Nous espérons que le processus s’étendra pour inclure le plus grand nombre possible de résidents des Wilaya intérieurs qui sont vraiment dans des situations très difficiles, accentuées qu’elles sont par le manque des pluies et la sécheresse enregistrée, ces deux dernières années.

-Le groupe parlementaire de l’UPR s’apprête à déposer un amendement demandant l’élargissement des compétences de la commission d’enquête parlementaire. Qu’est-ce qui, à votre avis justifie ce « réaménagement » quelques trois après la création de cette commission?

-Les commissions d’enquête font partie du travail du parlement qui reflète son niveau de sérieux et de responsabilité. Contrôler l’activité du gouvernement est au cœur du travail de la chambre législative et sa création n’a pas besoin d’être justifiée.

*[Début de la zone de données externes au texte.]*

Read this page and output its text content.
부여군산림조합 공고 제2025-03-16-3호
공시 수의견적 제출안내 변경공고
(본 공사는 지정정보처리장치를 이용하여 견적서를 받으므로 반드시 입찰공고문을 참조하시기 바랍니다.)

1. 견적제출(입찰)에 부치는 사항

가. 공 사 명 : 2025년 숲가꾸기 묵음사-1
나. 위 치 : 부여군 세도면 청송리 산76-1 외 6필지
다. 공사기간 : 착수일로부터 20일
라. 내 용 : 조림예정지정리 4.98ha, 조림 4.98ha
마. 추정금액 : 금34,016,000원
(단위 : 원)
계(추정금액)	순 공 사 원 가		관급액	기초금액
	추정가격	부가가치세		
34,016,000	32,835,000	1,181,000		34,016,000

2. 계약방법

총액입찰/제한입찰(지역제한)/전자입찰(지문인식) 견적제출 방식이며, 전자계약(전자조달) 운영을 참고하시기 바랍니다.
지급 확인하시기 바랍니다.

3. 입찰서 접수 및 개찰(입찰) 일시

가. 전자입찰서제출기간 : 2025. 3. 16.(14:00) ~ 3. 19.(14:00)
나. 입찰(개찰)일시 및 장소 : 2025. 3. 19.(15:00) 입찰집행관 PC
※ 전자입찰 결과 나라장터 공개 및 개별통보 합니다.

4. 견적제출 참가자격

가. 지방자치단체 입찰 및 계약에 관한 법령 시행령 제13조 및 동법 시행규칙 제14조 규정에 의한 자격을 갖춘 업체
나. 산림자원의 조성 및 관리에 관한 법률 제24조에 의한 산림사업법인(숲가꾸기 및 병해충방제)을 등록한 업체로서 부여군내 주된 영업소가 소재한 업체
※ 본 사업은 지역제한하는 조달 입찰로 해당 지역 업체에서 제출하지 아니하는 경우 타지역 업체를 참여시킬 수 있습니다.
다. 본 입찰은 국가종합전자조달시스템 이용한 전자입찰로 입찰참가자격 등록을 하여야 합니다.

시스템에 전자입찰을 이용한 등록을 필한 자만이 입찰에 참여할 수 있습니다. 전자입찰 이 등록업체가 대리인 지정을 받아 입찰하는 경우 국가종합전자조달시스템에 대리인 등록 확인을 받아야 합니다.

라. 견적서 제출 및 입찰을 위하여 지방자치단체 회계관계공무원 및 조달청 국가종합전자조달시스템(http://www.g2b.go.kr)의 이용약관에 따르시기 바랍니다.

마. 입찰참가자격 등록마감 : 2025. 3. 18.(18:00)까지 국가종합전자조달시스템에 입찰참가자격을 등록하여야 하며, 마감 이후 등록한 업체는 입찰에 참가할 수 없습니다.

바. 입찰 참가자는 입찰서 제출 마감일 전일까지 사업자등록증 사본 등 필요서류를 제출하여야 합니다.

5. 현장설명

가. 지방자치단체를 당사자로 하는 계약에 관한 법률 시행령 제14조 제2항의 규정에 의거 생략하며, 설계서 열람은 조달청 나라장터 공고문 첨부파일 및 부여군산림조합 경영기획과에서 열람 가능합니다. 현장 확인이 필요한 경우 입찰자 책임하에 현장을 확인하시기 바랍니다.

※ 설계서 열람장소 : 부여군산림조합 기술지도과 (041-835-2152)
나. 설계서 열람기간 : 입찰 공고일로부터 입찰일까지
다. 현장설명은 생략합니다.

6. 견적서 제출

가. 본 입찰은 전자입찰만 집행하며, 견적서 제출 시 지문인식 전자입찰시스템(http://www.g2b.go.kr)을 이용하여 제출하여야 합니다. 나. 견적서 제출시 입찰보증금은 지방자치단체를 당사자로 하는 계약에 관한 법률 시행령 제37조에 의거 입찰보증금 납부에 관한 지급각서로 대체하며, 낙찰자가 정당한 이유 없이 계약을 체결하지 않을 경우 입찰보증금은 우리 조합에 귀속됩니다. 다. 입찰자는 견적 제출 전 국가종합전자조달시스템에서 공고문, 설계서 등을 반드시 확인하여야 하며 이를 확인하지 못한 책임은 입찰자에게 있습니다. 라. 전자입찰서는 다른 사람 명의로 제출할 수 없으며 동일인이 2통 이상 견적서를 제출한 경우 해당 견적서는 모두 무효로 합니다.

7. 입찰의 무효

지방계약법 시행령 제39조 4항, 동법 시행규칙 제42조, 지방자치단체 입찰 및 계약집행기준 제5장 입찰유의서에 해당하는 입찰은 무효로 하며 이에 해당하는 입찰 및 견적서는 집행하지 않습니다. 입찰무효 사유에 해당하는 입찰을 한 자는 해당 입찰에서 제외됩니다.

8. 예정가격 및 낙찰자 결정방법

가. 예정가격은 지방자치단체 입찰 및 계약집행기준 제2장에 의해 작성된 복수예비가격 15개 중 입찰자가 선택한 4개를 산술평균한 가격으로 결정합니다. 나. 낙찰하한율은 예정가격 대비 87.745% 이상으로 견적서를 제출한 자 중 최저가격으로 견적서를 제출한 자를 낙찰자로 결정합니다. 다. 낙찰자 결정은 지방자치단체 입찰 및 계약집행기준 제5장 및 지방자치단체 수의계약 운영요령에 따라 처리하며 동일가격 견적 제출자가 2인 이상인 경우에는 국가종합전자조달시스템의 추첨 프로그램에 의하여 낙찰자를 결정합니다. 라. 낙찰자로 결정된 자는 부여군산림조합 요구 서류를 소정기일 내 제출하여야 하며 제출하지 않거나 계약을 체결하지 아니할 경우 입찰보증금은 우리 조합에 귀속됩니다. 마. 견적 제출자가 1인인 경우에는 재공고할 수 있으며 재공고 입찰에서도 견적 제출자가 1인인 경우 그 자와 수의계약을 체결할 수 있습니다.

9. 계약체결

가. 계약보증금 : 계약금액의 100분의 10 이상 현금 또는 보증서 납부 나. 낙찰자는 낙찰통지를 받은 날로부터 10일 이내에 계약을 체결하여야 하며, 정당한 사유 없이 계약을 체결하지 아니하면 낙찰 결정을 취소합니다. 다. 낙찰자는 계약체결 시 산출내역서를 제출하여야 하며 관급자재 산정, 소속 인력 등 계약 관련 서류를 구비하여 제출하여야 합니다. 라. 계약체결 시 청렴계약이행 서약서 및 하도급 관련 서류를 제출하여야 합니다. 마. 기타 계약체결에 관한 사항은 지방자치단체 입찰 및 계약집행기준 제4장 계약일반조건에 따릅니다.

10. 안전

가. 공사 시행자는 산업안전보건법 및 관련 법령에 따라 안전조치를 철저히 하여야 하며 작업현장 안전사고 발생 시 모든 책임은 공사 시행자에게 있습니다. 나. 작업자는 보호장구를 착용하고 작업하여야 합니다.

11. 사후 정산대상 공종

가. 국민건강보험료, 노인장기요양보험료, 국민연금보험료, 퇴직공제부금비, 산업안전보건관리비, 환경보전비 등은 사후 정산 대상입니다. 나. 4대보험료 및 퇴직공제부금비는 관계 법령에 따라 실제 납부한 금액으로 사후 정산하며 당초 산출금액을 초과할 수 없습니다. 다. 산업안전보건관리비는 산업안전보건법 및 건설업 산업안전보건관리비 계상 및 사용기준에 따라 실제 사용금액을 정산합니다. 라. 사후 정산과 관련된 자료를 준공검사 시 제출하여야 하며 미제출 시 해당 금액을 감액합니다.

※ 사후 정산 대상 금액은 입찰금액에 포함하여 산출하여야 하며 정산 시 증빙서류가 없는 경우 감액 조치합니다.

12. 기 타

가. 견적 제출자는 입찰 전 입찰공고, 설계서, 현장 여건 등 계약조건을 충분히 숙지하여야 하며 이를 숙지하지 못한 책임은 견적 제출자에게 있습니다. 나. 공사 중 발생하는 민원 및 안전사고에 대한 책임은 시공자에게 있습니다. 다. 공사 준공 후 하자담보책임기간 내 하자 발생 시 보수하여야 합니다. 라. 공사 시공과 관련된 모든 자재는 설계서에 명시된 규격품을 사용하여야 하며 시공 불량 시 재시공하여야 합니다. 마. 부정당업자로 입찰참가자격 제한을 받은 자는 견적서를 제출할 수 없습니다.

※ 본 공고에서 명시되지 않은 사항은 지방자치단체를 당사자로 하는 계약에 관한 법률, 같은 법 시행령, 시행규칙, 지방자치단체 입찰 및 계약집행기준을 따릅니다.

-La convocation justement de l’ancien président par cette commission d’enquête a suscité quelques réactions. Certains juristes avancent que la commission n’est pas habilitée à convoquer l’ancien président parce que celui-ci ne peut être poursuivi que pour « haute trahison », pour d’autres, Ould Abdel Aziz est redevenu un citoyen comme tout le monde, depuis son départ du palais, le 1er août 2019, et que par conséquent, il peut bien répondre à cette convocation. Vous penchez de quel côté, vous ?

-Il est bien connu que le travail des commissions d’enquête parlementaire doit être confidentiel, cependant, on entend, ici et là des rumeurs relatives aux convocations et auditions des responsables que la commission a bien souhaité entendre pour l’aider dans son enquête. Ce qui nous préoccupe, nous, en tant qu’élus, c’est surtout le rapport final qu’elle soumettra, à la fin de ses travaux.